The patient also reported recurrent fever that reached a maximum of 102°F and rash. Febrile episodes were self-limiting, lasting for 24–48 hours and recurred three or four times a year, often around the same dates in April and August. The fever was accompanied by erythematous and swollen patches on her face, eyelid swelling with discoloration and hive-like patchy erythema on her abdomen and gluteal regions (see Figure 1). The episodes of rash often lasted 24–72 hours, with spontaneous resolution.
Her constitutional symptoms included flu-like symptoms and fatigue. She had gained weight over the three years.
Her significant past medical history was recurrent urinary tract infections and bilateral nephrolithiasis with multiple stenting and lithotripsies when she was in her 30s. She also reported intermittent abdominal pain with nonbloody diarrhea and constipation for several years with prior negative gastrointestinal workup. There was no family history of autoimmune diseases or periodic fever syndromes.
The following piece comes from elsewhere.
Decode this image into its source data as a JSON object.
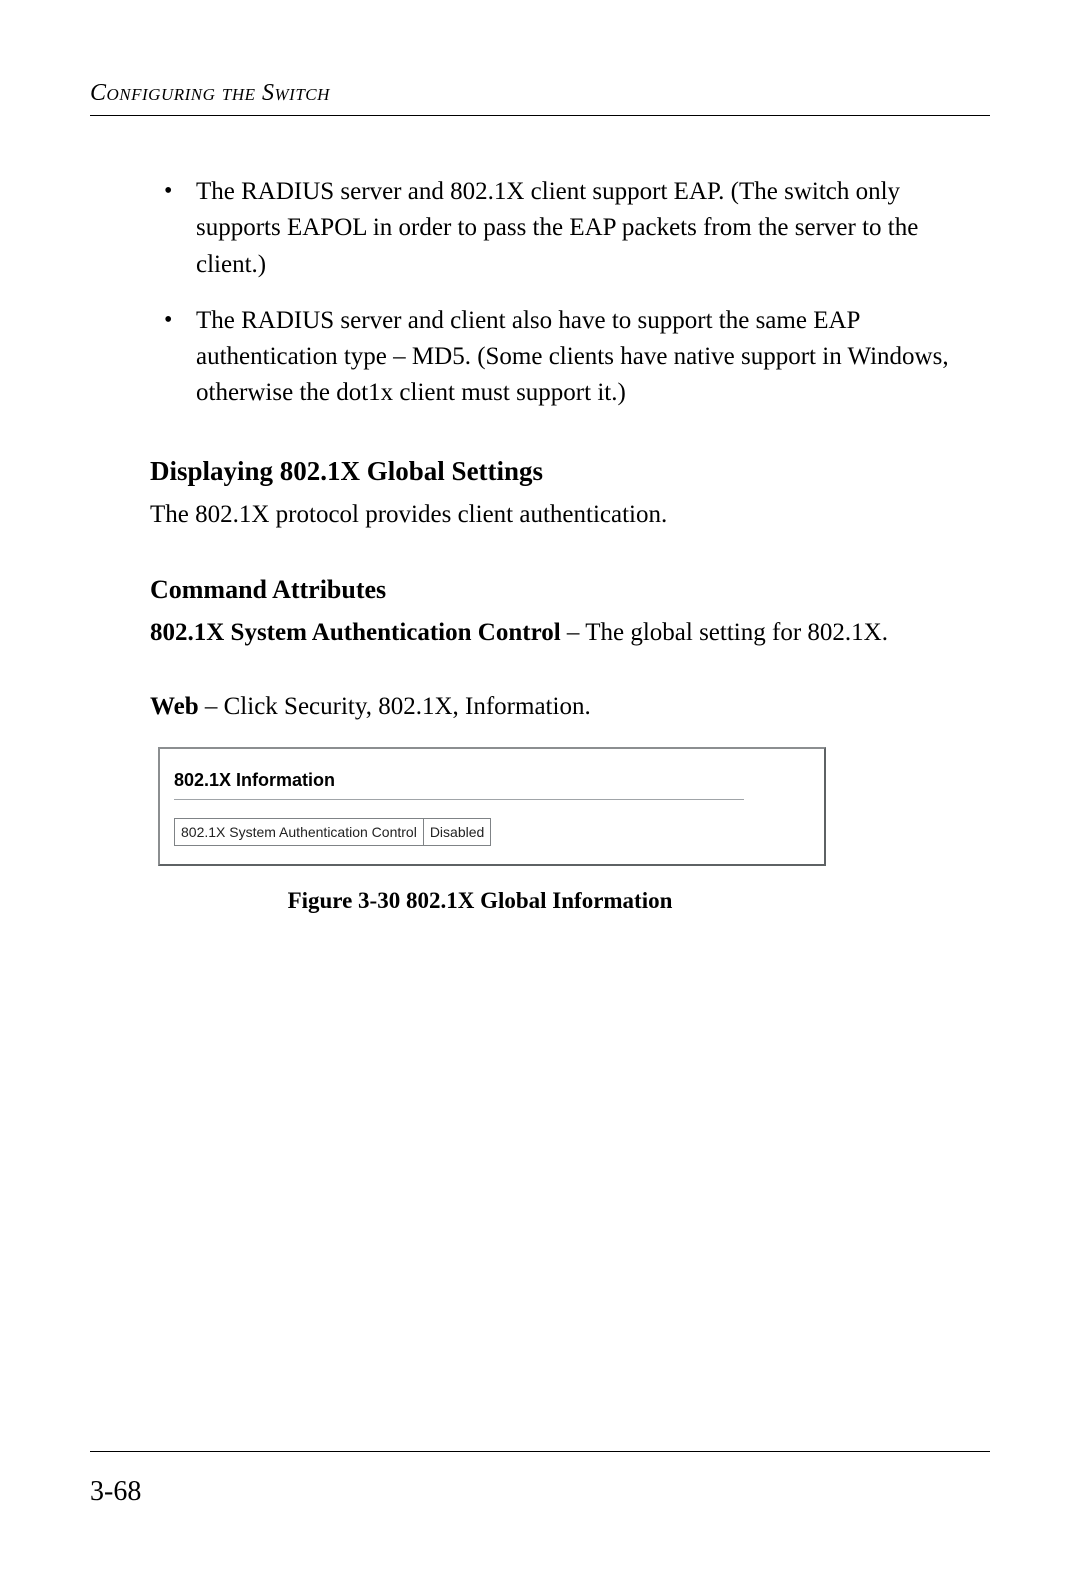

The physical examination showed obesity with body mass index of 35.0 kg/m² without active rash, synovitis or abdominal tenderness. Otherwise, it was unremarkable.
A thorough workup during the disease course was normal or negative for complete blood counts, comprehensive metabolic panel and urinalysis. Her erythrocyte sedimentation rate was 45 mm/hour (normal<30 mm/hour). Serologic markers for systemic autoimmune diseases were negative, including anti-nuclear antibodies, anti-ENA (Sm, RNP, SSA and SSB) and anti-dsDNA antibodies, Complement 3 and 4, rheumatoid factor, anti-cyclic citrullinated peptide antibodies, anti-neutrophil cytoplasmic antibodies, and HLA-B27. Serum 14-3-3 protein was negative and VECTRA DA score was 51 (high 45–100). Infectious workup was negative for viral hepatitis panel and Lyme test.
Other tests were normal, including thyroid-stimulating hormone, parathyroid hormone and angiotensin-converting enzyme. Radiographs of hands and feet were unremarkable as was prior chest-computed tomography. She was treated for possible seronegative arthritis with only nonsteroidal anti-inflammatory drugs without improvement.